There she stood out on the hard with all her fenders still hanging on the sides, fender covers rotted and falling apart from being left out in the sun. All the lines were thrown around on the decks, just left there staining the decks and rotting in the sun. Possibly the worse discovery was that the back stay had been disconnected from the mast, the mast was left unsupported, with one of the deck lines flimsy tied from the backstay to the lifelines and swinging to and fro rubbing a hole in our new (expensive) bimini. The satellite cable had been ripped out and thrown aside.
The covers on the instruments had been left thrown under the dodger, and left there to fry in the sun, one $700 instrument is now all but useless as its been totally fried. According to Mr Sutton, they didn’t remove the instrument covers, the people who work for him know the waters so well they don’t need instruments when they move boats; this sets my alarm bells ringing loudly, that anyone could consider themselves so clever they don’t need to use instruments, fine with your own property if you want to take those risks, but Daisy was not their property she is a two million dollar boat belonging to one of their clients.
It remains a mystery as to who removed the covers?
Inside the boat we had yet more shocking surprises, the curtains had been opened and left open allowing the interior of the boat to heat up to an extent where all our framed art work and pictures (that have hung in the boat for the last 8 years) had fallen from the walls and smashed, there was broken glass everywhere. We always leave one of the portholes open to allow the heat somewhere to escape, according to Mr Sutton they never leave any windows open, he implied that it was quite stupid to do so.

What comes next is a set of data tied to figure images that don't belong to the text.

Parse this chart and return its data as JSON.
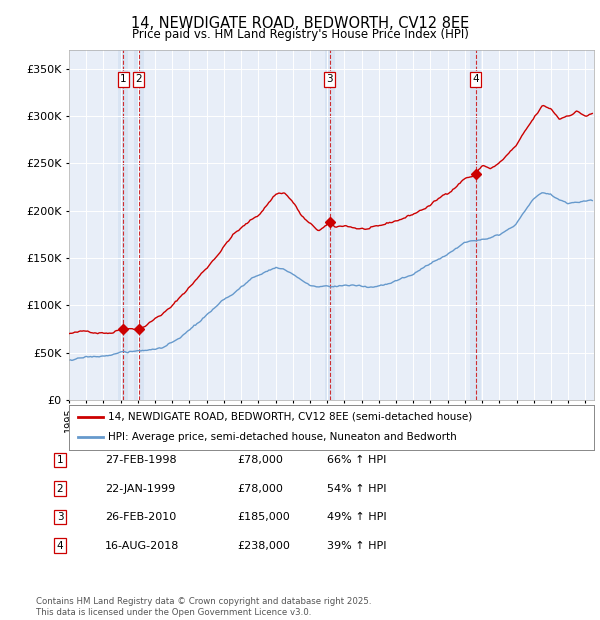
{
  "title": "14, NEWDIGATE ROAD, BEDWORTH, CV12 8EE",
  "subtitle": "Price paid vs. HM Land Registry's House Price Index (HPI)",
  "ylim": [
    0,
    370000
  ],
  "yticks": [
    0,
    50000,
    100000,
    150000,
    200000,
    250000,
    300000,
    350000
  ],
  "ytick_labels": [
    "£0",
    "£50K",
    "£100K",
    "£150K",
    "£200K",
    "£250K",
    "£300K",
    "£350K"
  ],
  "xlim_start": 1995.0,
  "xlim_end": 2025.5,
  "background_color": "#ffffff",
  "plot_bg_color": "#e8eef8",
  "grid_color": "#ffffff",
  "sale_color": "#cc0000",
  "hpi_color": "#6699cc",
  "transactions": [
    {
      "num": 1,
      "date_dec": 1998.15,
      "price": 78000
    },
    {
      "num": 2,
      "date_dec": 1999.06,
      "price": 78000
    },
    {
      "num": 3,
      "date_dec": 2010.15,
      "price": 185000
    },
    {
      "num": 4,
      "date_dec": 2018.62,
      "price": 238000
    }
  ],
  "legend_label_sale": "14, NEWDIGATE ROAD, BEDWORTH, CV12 8EE (semi-detached house)",
  "legend_label_hpi": "HPI: Average price, semi-detached house, Nuneaton and Bedworth",
  "table_rows": [
    [
      "1",
      "27-FEB-1998",
      "£78,000",
      "66% ↑ HPI"
    ],
    [
      "2",
      "22-JAN-1999",
      "£78,000",
      "54% ↑ HPI"
    ],
    [
      "3",
      "26-FEB-2010",
      "£185,000",
      "49% ↑ HPI"
    ],
    [
      "4",
      "16-AUG-2018",
      "£238,000",
      "39% ↑ HPI"
    ]
  ],
  "footer": "Contains HM Land Registry data © Crown copyright and database right 2025.\nThis data is licensed under the Open Government Licence v3.0."
}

The speed instrument in the hull that should always be removed when a boat is hauled, was left in place, this is usually removed as it’s where the straps that lift a boat sit, and would be damaged if left in place, anyone who knows anything about boats knowns this, and yes ours was damaged.

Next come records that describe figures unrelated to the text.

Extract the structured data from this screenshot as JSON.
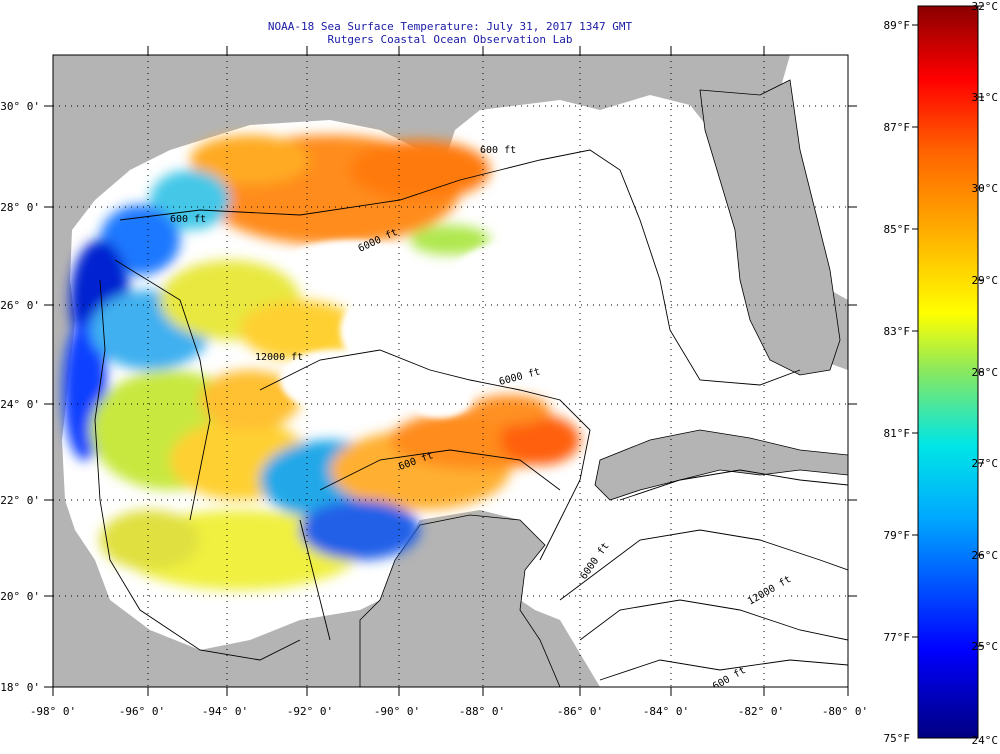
{
  "header": {
    "title": "NOAA-18 Sea Surface Temperature:  July 31, 2017 1347 GMT",
    "subtitle": "Rutgers Coastal Ocean Observation Lab"
  },
  "map": {
    "lon_ticks": [
      "-98° 0'",
      "-96° 0'",
      "-94° 0'",
      "-92° 0'",
      "-90° 0'",
      "-88° 0'",
      "-86° 0'",
      "-84° 0'",
      "-82° 0'",
      "-80° 0'"
    ],
    "lat_ticks": [
      "30° 0'",
      "28° 0'",
      "26° 0'",
      "24° 0'",
      "22° 0'",
      "20° 0'",
      "18° 0'"
    ],
    "contour_labels": [
      "600 ft",
      "600 ft",
      "6000 ft",
      "12000 ft",
      "6000 ft",
      "600 ft",
      "6000 ft",
      "12000 ft",
      "600 ft"
    ],
    "colors": {
      "land": "#b4b4b4",
      "no_data": "#ffffff",
      "title": "#1a1aa6"
    }
  },
  "colorbar": {
    "fahrenheit": [
      "89°F",
      "87°F",
      "85°F",
      "83°F",
      "81°F",
      "79°F",
      "77°F",
      "75°F"
    ],
    "celsius": [
      "32°C",
      "31°C",
      "30°C",
      "29°C",
      "28°C",
      "27°C",
      "26°C",
      "25°C",
      "24°C"
    ]
  }
}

The worst thing for me was the fridge; again a professional organization would know to leave open fridge and freezer doors when a boat is empty and out on the hard. Despite several emails and phone calls to Mr Sutton requesting that our fridge be emptied and turned off, this was obviously ignored, we did receive an email thanking us for our “comprehensive list of jobs” and assuring us that all would be taken care of.
When I opened my fridge door I was greeted with a petre dish of bacteria, living insects and God only knows what else swimming in a pool of green acrid smelling liquid, I’m sure you can imagine what a fridge full of food left in 100 degree + heat for 5 months would look like. All the fridge shelves had rusted with the coating on the shelves peeling off rendering them totally useless.

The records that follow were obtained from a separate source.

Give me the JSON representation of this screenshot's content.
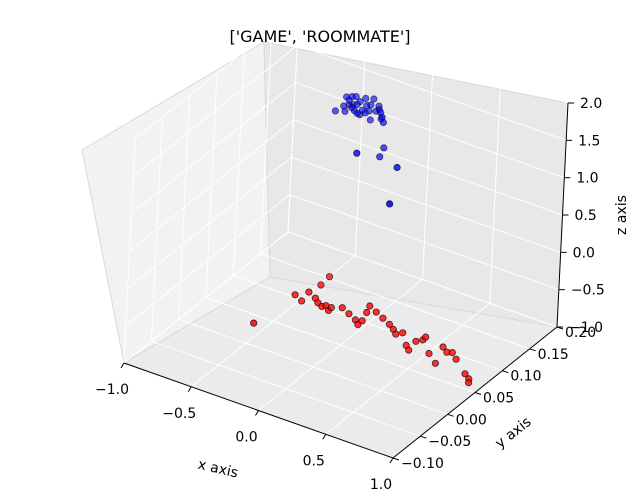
{
  "chart_data": {
    "type": "scatter",
    "projection": "3d",
    "title": "['GAME', 'ROOMMATE']",
    "xlabel": "x axis",
    "ylabel": "y axis",
    "zlabel": "z axis",
    "xlim": [
      -1.0,
      1.0
    ],
    "ylim": [
      -0.1,
      0.2
    ],
    "zlim": [
      -1.0,
      2.0
    ],
    "xticks": [
      "−1.0",
      "−0.5",
      "0.0",
      "0.5",
      "1.0"
    ],
    "yticks": [
      "−0.10",
      "−0.05",
      "0.00",
      "0.05",
      "0.10",
      "0.15",
      "0.20"
    ],
    "zticks": [
      "−1.0",
      "−0.5",
      "0.0",
      "0.5",
      "1.0",
      "1.5",
      "2.0"
    ],
    "grid": true,
    "legend": "none",
    "series": [
      {
        "color": "#0000ff",
        "points": [
          {
            "x": -0.62,
            "y": 0.2,
            "z": 1.05
          },
          {
            "x": -0.6,
            "y": 0.2,
            "z": 1.02
          },
          {
            "x": -0.58,
            "y": 0.2,
            "z": 1.08
          },
          {
            "x": -0.57,
            "y": 0.2,
            "z": 0.98
          },
          {
            "x": -0.55,
            "y": 0.2,
            "z": 1.1
          },
          {
            "x": -0.54,
            "y": 0.2,
            "z": 1.0
          },
          {
            "x": -0.52,
            "y": 0.2,
            "z": 1.05
          },
          {
            "x": -0.5,
            "y": 0.2,
            "z": 0.95
          },
          {
            "x": -0.48,
            "y": 0.2,
            "z": 1.12
          },
          {
            "x": -0.47,
            "y": 0.2,
            "z": 1.03
          },
          {
            "x": -0.45,
            "y": 0.2,
            "z": 0.97
          },
          {
            "x": -0.44,
            "y": 0.2,
            "z": 1.06
          },
          {
            "x": -0.42,
            "y": 0.2,
            "z": 1.15
          },
          {
            "x": -0.4,
            "y": 0.2,
            "z": 1.0
          },
          {
            "x": -0.38,
            "y": 0.2,
            "z": 1.08
          },
          {
            "x": -0.36,
            "y": 0.2,
            "z": 0.92
          },
          {
            "x": -0.6,
            "y": 0.19,
            "z": 1.0
          },
          {
            "x": -0.56,
            "y": 0.19,
            "z": 1.04
          },
          {
            "x": -0.52,
            "y": 0.19,
            "z": 0.99
          },
          {
            "x": -0.48,
            "y": 0.19,
            "z": 0.96
          },
          {
            "x": -0.44,
            "y": 0.19,
            "z": 1.01
          },
          {
            "x": -0.4,
            "y": 0.19,
            "z": 0.94
          },
          {
            "x": -0.62,
            "y": 0.18,
            "z": 0.98
          },
          {
            "x": -0.55,
            "y": 0.18,
            "z": 1.02
          },
          {
            "x": -0.5,
            "y": 0.18,
            "z": 1.1
          },
          {
            "x": -0.46,
            "y": 0.18,
            "z": 1.05
          },
          {
            "x": -0.3,
            "y": 0.18,
            "z": 1.2
          },
          {
            "x": -0.25,
            "y": 0.17,
            "z": 1.25
          },
          {
            "x": -0.2,
            "y": 0.16,
            "z": 1.28
          },
          {
            "x": -0.15,
            "y": 0.15,
            "z": 1.3
          },
          {
            "x": -0.1,
            "y": 0.14,
            "z": 1.05
          },
          {
            "x": -0.05,
            "y": 0.12,
            "z": 1.08
          },
          {
            "x": 0.05,
            "y": 0.05,
            "z": 1.6
          },
          {
            "x": 0.35,
            "y": 0.05,
            "z": 1.6
          },
          {
            "x": 0.5,
            "y": 0.0,
            "z": 1.5
          }
        ]
      },
      {
        "color": "#ff0000",
        "points": [
          {
            "x": -0.35,
            "y": 0.05,
            "z": -0.55
          },
          {
            "x": -0.3,
            "y": 0.05,
            "z": -0.6
          },
          {
            "x": -0.28,
            "y": 0.08,
            "z": -0.55
          },
          {
            "x": -0.25,
            "y": 0.05,
            "z": -0.45
          },
          {
            "x": -0.22,
            "y": 0.08,
            "z": -0.4
          },
          {
            "x": -0.2,
            "y": 0.05,
            "z": -0.5
          },
          {
            "x": -0.18,
            "y": 0.05,
            "z": -0.55
          },
          {
            "x": -0.15,
            "y": 0.05,
            "z": -0.58
          },
          {
            "x": -0.12,
            "y": 0.05,
            "z": -0.55
          },
          {
            "x": -0.1,
            "y": 0.05,
            "z": -0.6
          },
          {
            "x": -0.08,
            "y": 0.05,
            "z": -0.55
          },
          {
            "x": 0.0,
            "y": 0.05,
            "z": -0.5
          },
          {
            "x": 0.05,
            "y": 0.05,
            "z": -0.55
          },
          {
            "x": 0.1,
            "y": 0.05,
            "z": -0.6
          },
          {
            "x": 0.12,
            "y": 0.05,
            "z": -0.65
          },
          {
            "x": 0.15,
            "y": 0.05,
            "z": -0.58
          },
          {
            "x": 0.18,
            "y": 0.05,
            "z": -0.45
          },
          {
            "x": 0.2,
            "y": 0.05,
            "z": -0.35
          },
          {
            "x": 0.25,
            "y": 0.05,
            "z": -0.4
          },
          {
            "x": 0.3,
            "y": 0.05,
            "z": -0.45
          },
          {
            "x": 0.35,
            "y": 0.05,
            "z": -0.5
          },
          {
            "x": 0.38,
            "y": 0.05,
            "z": -0.55
          },
          {
            "x": 0.4,
            "y": 0.05,
            "z": -0.6
          },
          {
            "x": 0.45,
            "y": 0.05,
            "z": -0.55
          },
          {
            "x": 0.48,
            "y": 0.05,
            "z": -0.7
          },
          {
            "x": 0.5,
            "y": 0.05,
            "z": -0.75
          },
          {
            "x": 0.55,
            "y": 0.05,
            "z": -0.6
          },
          {
            "x": 0.6,
            "y": 0.05,
            "z": -0.55
          },
          {
            "x": 0.62,
            "y": 0.05,
            "z": -0.5
          },
          {
            "x": 0.65,
            "y": 0.05,
            "z": -0.7
          },
          {
            "x": 0.7,
            "y": 0.05,
            "z": -0.8
          },
          {
            "x": 0.75,
            "y": 0.05,
            "z": -0.55
          },
          {
            "x": 0.78,
            "y": 0.05,
            "z": -0.6
          },
          {
            "x": 0.82,
            "y": 0.05,
            "z": -0.58
          },
          {
            "x": 0.85,
            "y": 0.05,
            "z": -0.65
          },
          {
            "x": -0.45,
            "y": 0.0,
            "z": -0.7
          },
          {
            "x": 0.95,
            "y": 0.05,
            "z": -0.85
          },
          {
            "x": 0.95,
            "y": 0.05,
            "z": -0.9
          },
          {
            "x": 0.92,
            "y": 0.05,
            "z": -0.8
          }
        ]
      }
    ]
  }
}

There was so much wrong on the boat, I could only imagine it had been a deliberate act of sabotage, because I just couldn’t believe that any organization, no matter how inept or inefficient would be that delinquent. According to Mr Sutton it was simply a matter of “a breakdown in communication” and he was very sorry.
In an effort to make things right:
Our lines were taken and power washed, the satellite cable reconnected, the fridge cleaned although they couldn’t do anything about my damaged shelves, all monies paid were refunded, obviously a way to absolve Island Dreams of any further responsibility.
It was unfortunate that due to a serious health issue we had been unable to return to our boat Daisy as we had planned, but these things happen, and that’s why we need to rely upon “professional yacht management companies”.
Our boat had been taken to a marina as we had requested, the wrong marina, but that was simply a misunderstanding, but it was dumped there and then ignored, our requests for her care ignored. The cost to us (due to their “miscommunication”) was huge, in both time and money; the cost to Island Dreams, will be that I will tell everyone about our experience with them.
Although since this has happened I’ve spoken to so many other yachtsmen that have horror stories of their own about their experiences with Island Dreams, its actually a challenge to find anyone who has anything good to say about them. I would suggest that they rename their company “Island Nightmares”.